Au moins du temps des débuts des Rockefeller & al, cette richesse, et les pouvoirs quasi absolus liés, correspondait-elle encore en dominante à de l’économie réelle. À nos débuts de XXIème, la financiarisation a mise de côté l’économie réelle et ne correspond que peu à quelque chose de concret. Moyennent quoi le pouvoir réel n’est plus que le fait des grands financiers. Les médias « à la botte » assurent l’habillage du système pour nos populations, dont les éducations générales ont été délestées des apports utiles au sens critique.
La clé du succès des usages des pétroles ? Les trois documentaires la donnent en clair à plusieurs reprises. Simplement, la vie quotidienne est devenue plus confortable, à des prix de plus en plus « démocratisés », dans le cadre d’une consommation de plaisirs faciles copiant plus ou moins la « valorisée » american way of life. Disparition, depuis l’illusion de paix de l’après-guerre, de la nécessité de l’effort pour survivre puis vivre puis gaspiller sans penser à compter.
Dans de telles conditions, qui mènent à des modes de vie sans efforts et sans travail, allant même récemment jusqu’à l’idée d’un « revenu » gratuit pour tous qui entretienne les consommations de masse, … la valeur de l’effort, l’exigence de qualité … sont devenues risibles. L’expérience sur plusieurs décennies, assez pour passer deux générations, font que même le souvenir en a disparu.
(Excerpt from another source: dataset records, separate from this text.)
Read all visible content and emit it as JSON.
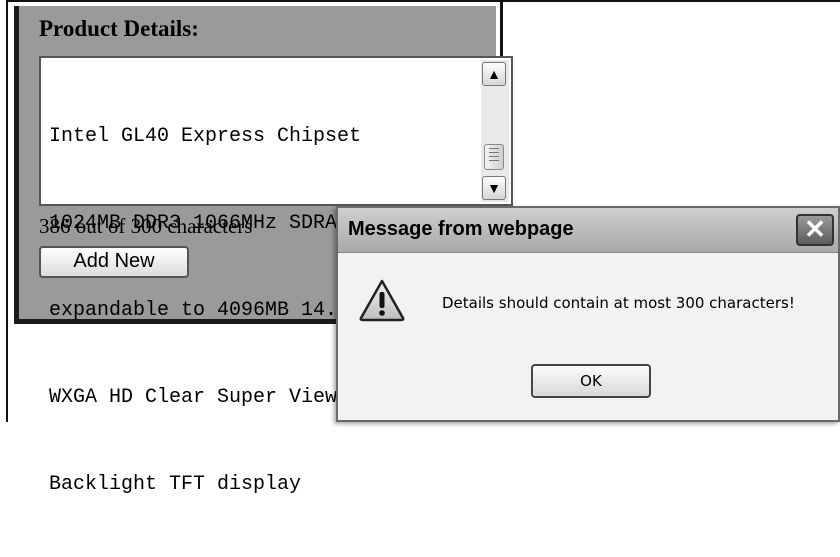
{
  "panel": {
    "title": "Product Details:",
    "details_lines": [
      "Intel GL40 Express Chipset",
      "1024MB DDR3 1066MHz SDRAM",
      "expandable to 4096MB 14.0\"",
      "WXGA HD Clear Super View LED",
      "Backlight TFT display"
    ],
    "counter_text": "386 out of 300 characters",
    "add_button_label": "Add New"
  },
  "dialog": {
    "title": "Message from webpage",
    "message": "Details should contain at most 300 characters!",
    "ok_label": "OK",
    "close_glyph": "✕",
    "icon": "warning-icon"
  },
  "scrollbar": {
    "up_glyph": "▲",
    "down_glyph": "▼"
  }
}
La vie facile liée à l’apparente abondance a fait disparaître pour une majorité des « citoyens » en Occident », et de plus en plus en Chine, le sens de la VERTU. D’où en Chine d’ailleurs la montée des systèmes de « crédit social », puisque ce peuple vit en dominance le sens collectif quand notre civilisation est devenue en dominante individualiste ; mais obéissance au conformisme n’est pas vertu.
Courtes vues, car tel n’est pas le contexte d’autres populations, en Afrique, en Indes, en Amérique du Sud … et aussi au cœur même des civilisations dites développées. Courte vue, faiblesse de l’esprit critique, réduction et manipulations des informations de masse diffusées …
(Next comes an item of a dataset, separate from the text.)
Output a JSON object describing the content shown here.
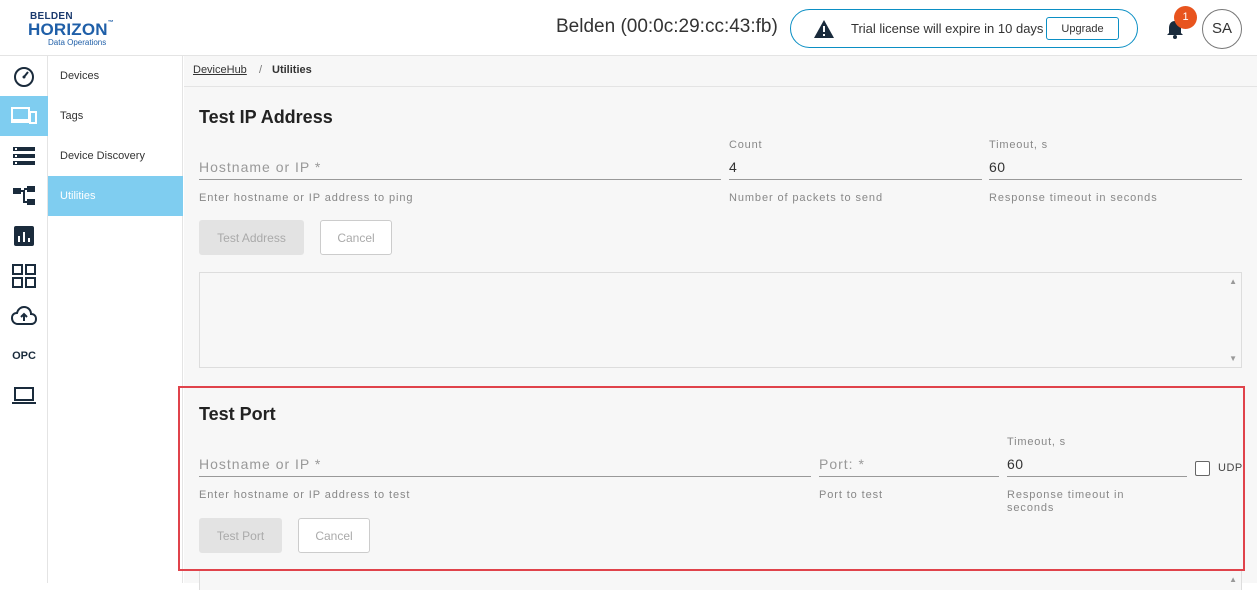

Ces puissances, ces pouvoirs, liés au pétrole, continuent en fait de générer en permanence des guerres, des assassinats, et des pratiques d’hypocrisie institutionnelle … à un point que seuls les « initiés », celles et ceux « qui en sont », peuvent imaginer. Par exemple (mais il en est d’autres), l’un des documentaires met en évidence qu’au plus fort des conflits entre Israël et Pays arabes, Israël a été en permanence alimentée en pétrole venant d’Iran et d’Irak, par intermédiaires masqués (l’homme « aux manettes » vivant comme un chef d’État). L’autonomie énergétique et la richesse liée des vrais décideurs, … d’abord. Les valeurs et idéologies, … de l’habillage.
Quand même, engagés dans l’actuelle phase de mutation de civilisation, « les lignes bougent ».
Il est en effet de plus en plus difficile et couteux d’extraire en profondeur surtout au large, et surtout dans des climats difficiles.Ces travaux en profondeur dans la croûte de notre planète comportent des risques ; souvent les pratiques de l’ingénierie climatiques et prospective (et de l’espace) ont le visage de l’apprenti sorcier.
La prise de conscience de l’état de nos écosystèmes et du climatique, leurs accélérations et urgences, arrivent à toucher « les masses », et la pratique quasi généralisée du net réduisent (à la marge certes) la possibilité de faire n’importe quoi. Quoique, avec le temps des politiques « décomplexés » ?
Un État, autonome dans ses capacités potentielles de ressources, la Russie, fait preuve d’une grande prudence, n’est jamais entré dans l’OPEP, observe, régule, et contrôle toute opposition animée et financée « de l’extérieur » sur son territoire.
Autre exemple de sagesse avec la Norvège, qui se trouve satisfaite de son niveau de développement, et gèle l’exploitation de ses ressources pétrolières. Il est vrai que le niveau d’éducation moyen de sa population est élevé (facteur premier).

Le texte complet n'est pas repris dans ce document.